Vers la fin des années 30, des hommes capables ont été formés pour être serviteurs de zone ou serviteurs régionaux (aujourd’hui appelés respectivement surveillants de circonscription et surveillants de district). “ Ce n’était pas facile d’aller de congrégation en congrégation, se souvient James Mwango. Nous avions des bicyclettes, mais des frères devaient nous accompagner à pied pour porter une partie de nos bagages. Le voyage durait plusieurs jours. En général, nous passions deux semaines dans chaque congrégation. ”
‘ Il s’est évanoui aussitôt ’
En ce temps-là — tout comme aujourd’hui d’ailleurs —, se déplacer dans la brousse n’était pas de tout repos. Robinson Shamuluma, maintenant âgé de plus de 80 ans, était dans le service itinérant avec Juliana, sa femme. Robinson garde le souvenir d’une tempête particulièrement violente, survenue pendant la saison des pluies. Quand le calme est revenu, la voie s’est dégagée, mais ils devaient maintenant se frayer un passage à travers la boue qui était arrivée à la hauteur de leur selle de vélo ! Lorsqu’ils sont parvenus à destination, Juliana était si épuisée qu’elle n’avait même plus la force ne serait-ce que de boire un verre d’eau.

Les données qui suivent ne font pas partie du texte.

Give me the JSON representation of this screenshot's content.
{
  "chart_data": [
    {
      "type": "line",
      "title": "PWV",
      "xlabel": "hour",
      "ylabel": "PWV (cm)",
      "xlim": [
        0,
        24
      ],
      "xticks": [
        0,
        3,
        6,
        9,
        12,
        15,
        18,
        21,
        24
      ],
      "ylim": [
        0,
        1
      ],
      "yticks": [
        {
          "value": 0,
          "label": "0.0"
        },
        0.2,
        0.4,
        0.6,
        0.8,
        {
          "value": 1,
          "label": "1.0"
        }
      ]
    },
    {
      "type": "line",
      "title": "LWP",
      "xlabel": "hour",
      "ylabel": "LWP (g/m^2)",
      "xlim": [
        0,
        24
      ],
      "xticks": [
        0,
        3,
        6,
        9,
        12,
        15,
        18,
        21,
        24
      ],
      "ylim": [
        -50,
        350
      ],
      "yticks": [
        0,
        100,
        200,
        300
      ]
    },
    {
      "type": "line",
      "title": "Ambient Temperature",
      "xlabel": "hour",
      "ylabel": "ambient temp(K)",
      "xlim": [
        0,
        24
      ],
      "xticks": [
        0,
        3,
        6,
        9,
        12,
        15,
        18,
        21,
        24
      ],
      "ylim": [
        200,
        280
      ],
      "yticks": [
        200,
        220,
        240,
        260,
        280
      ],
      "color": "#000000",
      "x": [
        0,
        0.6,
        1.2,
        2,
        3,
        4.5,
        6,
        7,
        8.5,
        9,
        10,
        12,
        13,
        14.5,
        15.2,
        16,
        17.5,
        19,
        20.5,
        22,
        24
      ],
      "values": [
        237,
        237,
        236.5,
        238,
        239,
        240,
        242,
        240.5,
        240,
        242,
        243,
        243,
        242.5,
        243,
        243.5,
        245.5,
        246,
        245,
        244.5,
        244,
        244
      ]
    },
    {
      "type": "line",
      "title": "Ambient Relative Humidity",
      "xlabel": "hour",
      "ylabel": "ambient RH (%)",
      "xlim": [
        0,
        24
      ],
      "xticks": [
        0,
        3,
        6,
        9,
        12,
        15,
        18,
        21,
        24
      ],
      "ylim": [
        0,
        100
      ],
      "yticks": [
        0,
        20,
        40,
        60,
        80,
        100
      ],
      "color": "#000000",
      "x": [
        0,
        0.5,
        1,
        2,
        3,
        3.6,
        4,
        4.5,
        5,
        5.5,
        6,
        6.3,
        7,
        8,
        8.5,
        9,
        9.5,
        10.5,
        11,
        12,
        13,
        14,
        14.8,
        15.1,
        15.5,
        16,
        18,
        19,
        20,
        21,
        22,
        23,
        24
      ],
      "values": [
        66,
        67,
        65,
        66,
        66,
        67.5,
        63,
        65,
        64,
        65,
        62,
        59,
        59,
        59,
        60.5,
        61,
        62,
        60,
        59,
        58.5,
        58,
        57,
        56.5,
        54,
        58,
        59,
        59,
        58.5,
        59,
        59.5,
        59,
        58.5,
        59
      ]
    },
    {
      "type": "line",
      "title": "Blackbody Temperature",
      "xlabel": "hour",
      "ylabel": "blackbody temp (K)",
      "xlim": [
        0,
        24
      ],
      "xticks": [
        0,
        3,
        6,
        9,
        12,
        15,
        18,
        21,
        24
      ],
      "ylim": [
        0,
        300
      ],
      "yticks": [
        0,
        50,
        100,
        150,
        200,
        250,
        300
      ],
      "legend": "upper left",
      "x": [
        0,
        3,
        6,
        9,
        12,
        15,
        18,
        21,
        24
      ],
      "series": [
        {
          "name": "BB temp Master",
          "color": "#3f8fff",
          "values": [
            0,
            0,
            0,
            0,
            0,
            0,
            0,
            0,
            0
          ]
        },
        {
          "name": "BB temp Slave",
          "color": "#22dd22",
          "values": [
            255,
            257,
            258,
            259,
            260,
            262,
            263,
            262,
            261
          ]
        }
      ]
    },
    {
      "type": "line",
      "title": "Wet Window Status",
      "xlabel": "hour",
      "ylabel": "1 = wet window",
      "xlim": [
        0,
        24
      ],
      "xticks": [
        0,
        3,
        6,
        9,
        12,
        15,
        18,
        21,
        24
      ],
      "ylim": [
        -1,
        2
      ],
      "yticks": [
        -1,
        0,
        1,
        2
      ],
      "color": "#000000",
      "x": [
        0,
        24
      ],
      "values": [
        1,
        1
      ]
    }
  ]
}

Enock Chirwa, qui a été surveillant de circonscription et de district au cours des années 60 et 70, explique : “ Le plus dur, c’était le lundi, parce qu’il y avait le trajet à faire pour nous rendre dans les congrégations. Cependant, une fois arrivés, nous oubliions la fatigue du voyage. Nous étions tellement heureux d’être avec nos frères et sœurs ! ”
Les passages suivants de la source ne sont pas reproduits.